Gruppenspezifische Varietäten
- Soziolekte/Slang: Sprachformen, die charakteristisch für bestimmte soziale Gruppen sind (definiert durch Alter, Beruf, Milieu, etc.). Slang dient oft der Identitätsstiftung und Abgrenzung (z.B. Jugendsprache, Kiezdeutsch).
- Jargon (Fachsprache): Der spezifische Wortschatz und die Ausdrucksweisen eines bestimmten Berufs, Fachgebiets oder einer Interessengruppe (z.B. Medizinerjargon, Computersprache).
Individuelle Varietäten und Register
Die individuelle Sprache (Idiolekt) eines jeden Sprechers ist einzigartig und geprägt durch Faktoren wie geografische Herkunft, soziale Zugehörigkeit, Bildung, Alter usw.
Gesprochene vs. geschriebene Sprache: Dies sind konzeptionelle Unterschiede, die sich u.a. in Spontaneität, Syntaxkomplexität, Wortwahl und Nähe/Distanz der Kommunikationspartner äußern (nicht nur im Medium).

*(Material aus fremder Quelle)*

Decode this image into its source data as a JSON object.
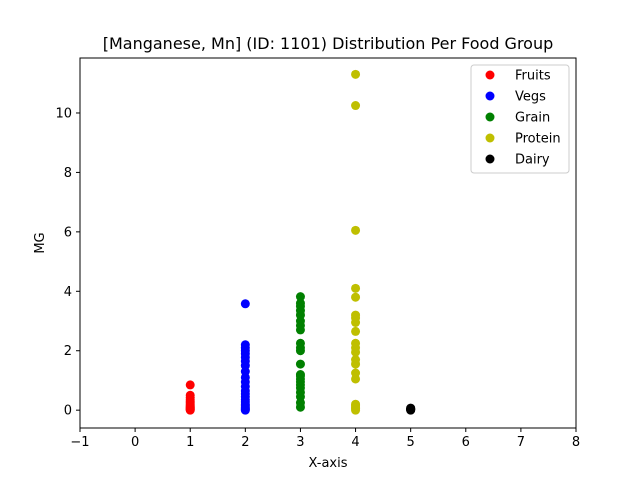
{
  "chart_data": {
    "type": "scatter",
    "title": "[Manganese, Mn] (ID: 1101) Distribution Per Food Group",
    "xlabel": "X-axis",
    "ylabel": "MG",
    "xlim": [
      -1,
      8
    ],
    "ylim": [
      -0.6,
      11.85
    ],
    "x_ticks": [
      -1,
      0,
      1,
      2,
      3,
      4,
      5,
      6,
      7,
      8
    ],
    "y_ticks": [
      0,
      2,
      4,
      6,
      8,
      10
    ],
    "grid": false,
    "legend_position": "top-right",
    "series": [
      {
        "name": "Fruits",
        "color": "#ff0000",
        "x": 1,
        "y": [
          0.0,
          0.02,
          0.04,
          0.06,
          0.08,
          0.1,
          0.13,
          0.16,
          0.2,
          0.25,
          0.3,
          0.35,
          0.42,
          0.5,
          0.85
        ]
      },
      {
        "name": "Vegs",
        "color": "#0000ff",
        "x": 2,
        "y": [
          0.0,
          0.03,
          0.06,
          0.1,
          0.15,
          0.2,
          0.28,
          0.35,
          0.45,
          0.55,
          0.65,
          0.8,
          0.95,
          1.1,
          1.3,
          1.5,
          1.65,
          1.78,
          1.9,
          2.0,
          2.1,
          2.2,
          3.58
        ]
      },
      {
        "name": "Grain",
        "color": "#008000",
        "x": 3,
        "y": [
          0.1,
          0.25,
          0.45,
          0.6,
          0.75,
          0.85,
          0.95,
          1.05,
          1.15,
          1.2,
          1.55,
          2.0,
          2.1,
          2.25,
          2.7,
          2.85,
          3.0,
          3.2,
          3.35,
          3.5,
          3.6,
          3.82
        ]
      },
      {
        "name": "Protein",
        "color": "#bfbf00",
        "x": 4,
        "y": [
          0.0,
          0.05,
          0.1,
          0.15,
          0.2,
          1.05,
          1.25,
          1.55,
          1.7,
          1.95,
          2.1,
          2.25,
          2.65,
          2.95,
          3.1,
          3.2,
          3.8,
          4.1,
          6.05,
          10.25,
          11.3
        ]
      },
      {
        "name": "Dairy",
        "color": "#000000",
        "x": 5,
        "y": [
          0.0,
          0.01,
          0.02,
          0.03,
          0.05,
          0.07
        ]
      }
    ]
  }
}
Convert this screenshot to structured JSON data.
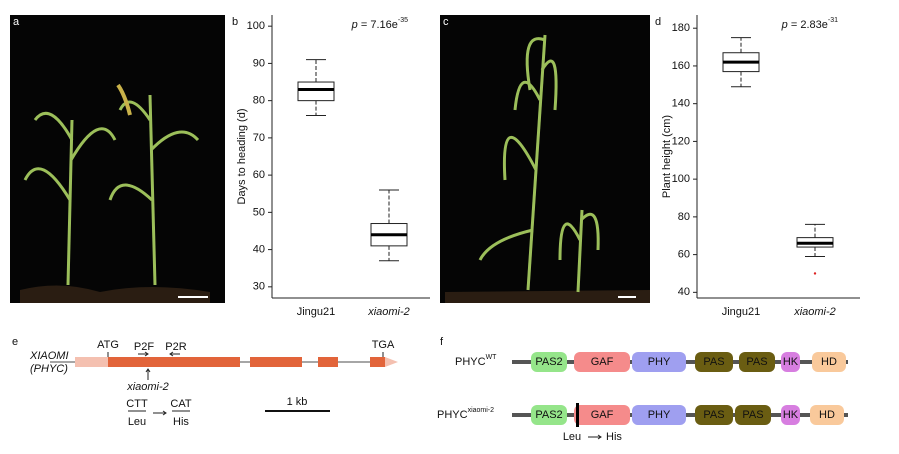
{
  "panel_labels": [
    "a",
    "b",
    "c",
    "d",
    "e",
    "f"
  ],
  "chart_data": [
    {
      "type": "box",
      "y_label": "Days to heading (d)",
      "annotation": {
        "symbol": "p",
        "text": " = 7.16e",
        "exponent": "-35"
      },
      "categories": [
        "Jingu21",
        "xiaomi-2"
      ],
      "boxes": [
        {
          "min": 76,
          "q1": 80,
          "median": 83,
          "q3": 85,
          "max": 91
        },
        {
          "min": 37,
          "q1": 41,
          "median": 44,
          "q3": 47,
          "max": 56
        }
      ],
      "outliers": [
        [],
        []
      ],
      "ylim": [
        27,
        103
      ],
      "yticks": [
        30,
        40,
        50,
        60,
        70,
        80,
        90,
        100
      ]
    },
    {
      "type": "box",
      "y_label": "Plant height (cm)",
      "annotation": {
        "symbol": "p",
        "text": " = 2.83e",
        "exponent": "-31"
      },
      "categories": [
        "Jingu21",
        "xiaomi-2"
      ],
      "boxes": [
        {
          "min": 149,
          "q1": 157,
          "median": 162,
          "q3": 167,
          "max": 175
        },
        {
          "min": 59,
          "q1": 64,
          "median": 66,
          "q3": 69,
          "max": 76
        }
      ],
      "outliers": [
        [],
        [
          50
        ]
      ],
      "ylim": [
        37,
        187
      ],
      "yticks": [
        40,
        60,
        80,
        100,
        120,
        140,
        160,
        180
      ]
    }
  ],
  "gene_diagram": {
    "gene": "XIAOMI",
    "alias": "(PHYC)",
    "start": "ATG",
    "stop": "TGA",
    "primers": [
      "P2F",
      "P2R"
    ],
    "mutant": "xiaomi-2",
    "codons": [
      "CTT",
      "CAT"
    ],
    "amino_acids": [
      "Leu",
      "His"
    ],
    "scale": "1 kb"
  },
  "protein_diagram": {
    "rows": [
      {
        "name": "PHYC",
        "superscript": "WT"
      },
      {
        "name": "PHYC",
        "superscript": "xiaomi-2"
      }
    ],
    "domains": [
      "PAS2",
      "GAF",
      "PHY",
      "PAS",
      "PAS",
      "HK",
      "HD"
    ],
    "mutation": [
      "Leu",
      "His"
    ]
  }
}
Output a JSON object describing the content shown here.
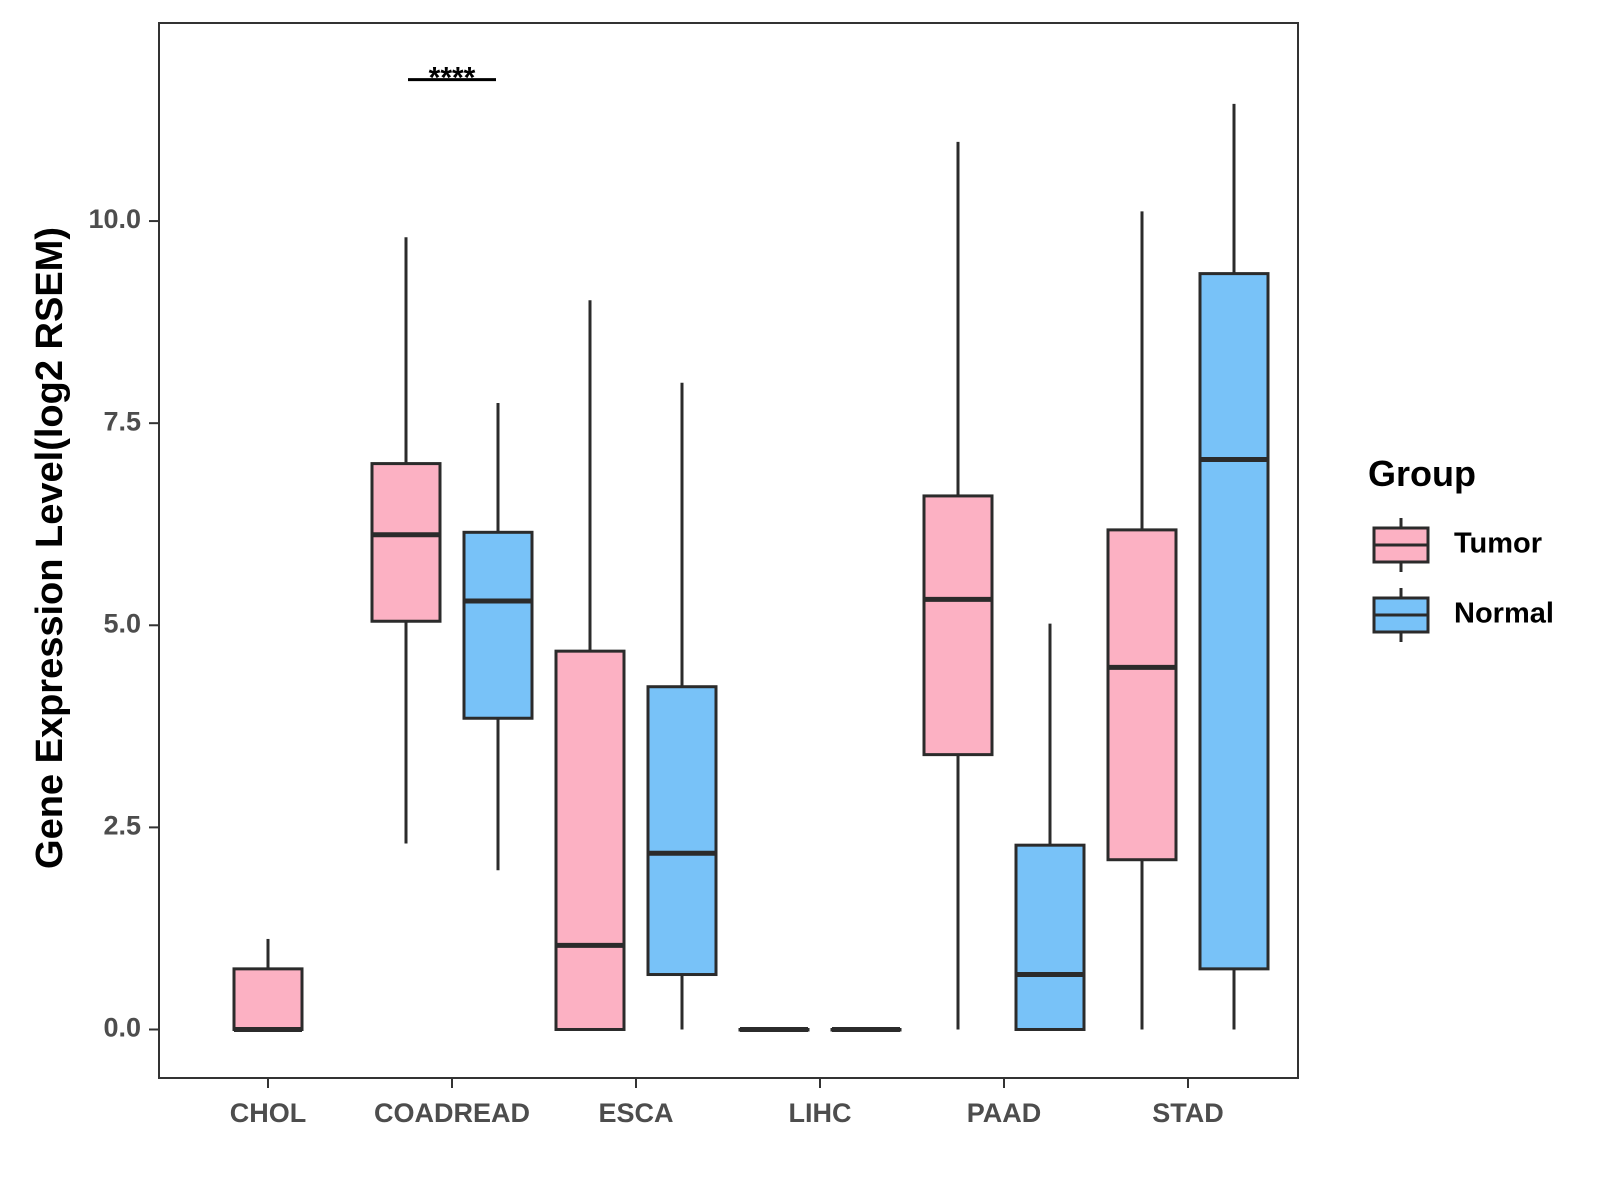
{
  "chart_data": {
    "type": "boxplot",
    "title": "",
    "xlabel": "",
    "ylabel": "Gene Expression Level(log2 RSEM)",
    "ylim": [
      -0.6,
      12.45
    ],
    "yticks": [
      0.0,
      2.5,
      5.0,
      7.5,
      10.0
    ],
    "ytick_labels": [
      "0.0",
      "2.5",
      "5.0",
      "7.5",
      "10.0"
    ],
    "categories": [
      "CHOL",
      "COADREAD",
      "ESCA",
      "LIHC",
      "PAAD",
      "STAD"
    ],
    "legend": {
      "title": "Group",
      "position": "right"
    },
    "grid": false,
    "series": [
      {
        "name": "Tumor",
        "color": "#FCB1C3",
        "boxes": [
          {
            "category": "CHOL",
            "whisker_low": 0.0,
            "q1": 0.0,
            "median": 0.0,
            "q3": 0.75,
            "whisker_high": 1.12,
            "offset": 0
          },
          {
            "category": "COADREAD",
            "whisker_low": 2.3,
            "q1": 5.05,
            "median": 6.12,
            "q3": 7.0,
            "whisker_high": 9.8,
            "offset": -1
          },
          {
            "category": "ESCA",
            "whisker_low": 0.0,
            "q1": 0.0,
            "median": 1.04,
            "q3": 4.68,
            "whisker_high": 9.02,
            "offset": -1
          },
          {
            "category": "LIHC",
            "whisker_low": 0.0,
            "q1": 0.0,
            "median": 0.0,
            "q3": 0.0,
            "whisker_high": 0.0,
            "offset": -1
          },
          {
            "category": "PAAD",
            "whisker_low": 0.0,
            "q1": 3.4,
            "median": 5.32,
            "q3": 6.6,
            "whisker_high": 10.98,
            "offset": -1
          },
          {
            "category": "STAD",
            "whisker_low": 0.0,
            "q1": 2.1,
            "median": 4.48,
            "q3": 6.18,
            "whisker_high": 10.12,
            "offset": -1
          }
        ]
      },
      {
        "name": "Normal",
        "color": "#78C2F8",
        "boxes": [
          {
            "category": "COADREAD",
            "whisker_low": 1.97,
            "q1": 3.85,
            "median": 5.3,
            "q3": 6.15,
            "whisker_high": 7.75,
            "offset": 1
          },
          {
            "category": "ESCA",
            "whisker_low": 0.0,
            "q1": 0.68,
            "median": 2.18,
            "q3": 4.24,
            "whisker_high": 8.0,
            "offset": 1
          },
          {
            "category": "LIHC",
            "whisker_low": 0.0,
            "q1": 0.0,
            "median": 0.0,
            "q3": 0.0,
            "whisker_high": 0.0,
            "offset": 1
          },
          {
            "category": "PAAD",
            "whisker_low": 0.0,
            "q1": 0.0,
            "median": 0.68,
            "q3": 2.28,
            "whisker_high": 5.02,
            "offset": 1
          },
          {
            "category": "STAD",
            "whisker_low": 0.0,
            "q1": 0.75,
            "median": 7.05,
            "q3": 9.35,
            "whisker_high": 11.45,
            "offset": 1
          }
        ]
      }
    ],
    "annotations": [
      {
        "category": "COADREAD",
        "label": "****",
        "y": 11.75
      }
    ]
  }
}
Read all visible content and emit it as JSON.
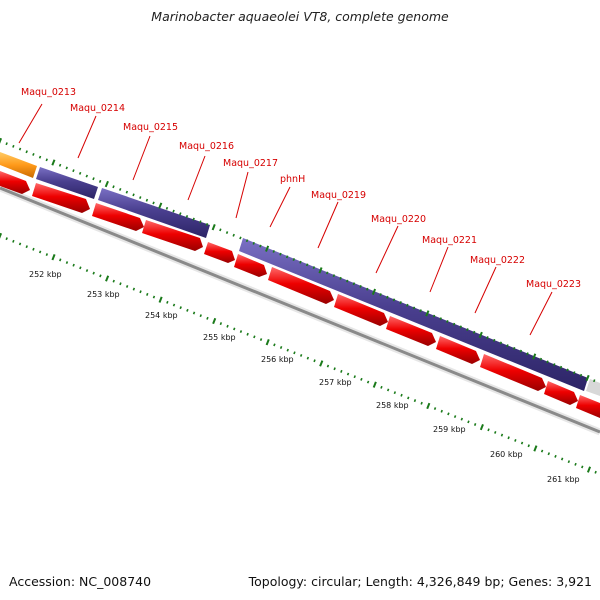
{
  "title": "Marinobacter aquaeolei VT8, complete genome",
  "footer": {
    "accession": "Accession: NC_008740",
    "summary": "Topology: circular; Length: 4,326,849 bp; Genes: 3,921"
  },
  "colors": {
    "gene_label": "#d60000",
    "cds_forward": "#4a3f8f",
    "cds_reverse": "#ee0000",
    "cds_highlight": "#ff9a1a",
    "tick": "#1a7a1a",
    "backbone": "#8a8a8a"
  },
  "gene_labels": [
    "Maqu_0213",
    "Maqu_0214",
    "Maqu_0215",
    "Maqu_0216",
    "Maqu_0217",
    "phnH",
    "Maqu_0219",
    "Maqu_0220",
    "Maqu_0221",
    "Maqu_0222",
    "Maqu_0223"
  ],
  "kbp_labels": [
    "252 kbp",
    "253 kbp",
    "254 kbp",
    "255 kbp",
    "256 kbp",
    "257 kbp",
    "258 kbp",
    "259 kbp",
    "260 kbp",
    "261 kbp"
  ]
}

Register sind situationsabhängige Stilebenen der Sprachverwendung:
- Umgangssprachliches/Informelles Register: Wird typischerweise in vertrauter, privater Atmosphäre und mit nahestehenden Personen verwendet.
- Formelles/Gehobenes Register: Wird in offiziellen, öffentlichen oder formellen Situationen verwendet; erfordert oft eine bewusstere Sprachwahl und komplexere Strukturen.